The hire comes just days after FAU fired Willie Taggart, who went 15-18 in his three seasons with the Owls. Details of the contract with Herman were not immediately available.

“We are incredibly excited to welcome Tom Herman to Paradise,” FAU Director of Athletics Brian White said Thursday. “Throughout the process and the more we talked with Coach Herman, the more it became apparent to me that he was the right person to lead our football program. Beyond his knowledge of the game, which is obvious by his success over the years, he also truly cares about the young people in his program.”

FAU’s final season in Conference USA ended with a 5-7 record and an overtime loss to Western Kentucky. The Owls will be in the American next season.

Herman returns to college football after spending the 2021 season with the Chicago Bears as an offensive analyst.
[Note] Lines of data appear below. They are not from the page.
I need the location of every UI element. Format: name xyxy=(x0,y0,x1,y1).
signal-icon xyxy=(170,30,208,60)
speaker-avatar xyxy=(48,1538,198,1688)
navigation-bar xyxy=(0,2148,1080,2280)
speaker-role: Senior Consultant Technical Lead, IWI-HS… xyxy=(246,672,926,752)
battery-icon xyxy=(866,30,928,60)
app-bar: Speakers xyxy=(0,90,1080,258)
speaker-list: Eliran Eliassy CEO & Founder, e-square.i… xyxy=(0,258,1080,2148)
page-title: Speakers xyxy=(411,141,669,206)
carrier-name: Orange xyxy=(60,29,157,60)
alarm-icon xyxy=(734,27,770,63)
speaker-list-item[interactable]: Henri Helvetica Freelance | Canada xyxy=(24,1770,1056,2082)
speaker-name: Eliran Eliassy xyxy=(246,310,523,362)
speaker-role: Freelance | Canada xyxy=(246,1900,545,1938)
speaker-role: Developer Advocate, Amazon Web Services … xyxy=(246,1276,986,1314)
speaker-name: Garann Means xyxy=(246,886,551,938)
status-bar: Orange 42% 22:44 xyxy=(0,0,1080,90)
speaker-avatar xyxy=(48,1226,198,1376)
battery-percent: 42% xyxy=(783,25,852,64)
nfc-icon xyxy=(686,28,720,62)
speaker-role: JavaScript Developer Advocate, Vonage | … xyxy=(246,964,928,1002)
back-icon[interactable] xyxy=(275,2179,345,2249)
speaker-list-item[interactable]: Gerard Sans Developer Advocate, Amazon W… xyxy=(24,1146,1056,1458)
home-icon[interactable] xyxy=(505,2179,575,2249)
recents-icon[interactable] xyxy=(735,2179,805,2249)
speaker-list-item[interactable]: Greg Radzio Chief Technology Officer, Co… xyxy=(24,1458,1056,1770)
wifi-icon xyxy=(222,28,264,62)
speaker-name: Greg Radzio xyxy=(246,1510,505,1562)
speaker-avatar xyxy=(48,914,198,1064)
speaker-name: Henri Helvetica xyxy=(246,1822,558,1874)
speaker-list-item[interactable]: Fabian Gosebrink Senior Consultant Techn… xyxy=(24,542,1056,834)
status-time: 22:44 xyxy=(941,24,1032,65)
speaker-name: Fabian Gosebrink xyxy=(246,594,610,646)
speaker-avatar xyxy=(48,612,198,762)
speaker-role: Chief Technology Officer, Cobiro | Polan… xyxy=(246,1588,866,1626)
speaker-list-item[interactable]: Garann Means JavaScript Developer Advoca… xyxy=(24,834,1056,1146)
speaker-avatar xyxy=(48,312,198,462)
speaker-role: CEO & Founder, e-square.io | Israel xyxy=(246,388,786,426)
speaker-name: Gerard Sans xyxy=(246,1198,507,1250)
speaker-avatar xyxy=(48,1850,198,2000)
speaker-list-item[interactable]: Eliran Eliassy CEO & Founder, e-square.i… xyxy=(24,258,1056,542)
Herman was 22-4 at Houston, a mark that helped him land the head coaching job at Texas where he went 32-18 with four straight bowl trips in 2017-2020. He also was an offensive coordinator and quarterbacks coach at Ohio State during the Buckeyes’ 2014 national championship season, as well as stops at Iowa State, Rice and Texas State.

“All the pieces are in place at FAU for us to be successful,” Herman said. “There are already great young men on this team, great facilities, a great location, a great recruiting base and great leadership, all of which are important to building a successful program.”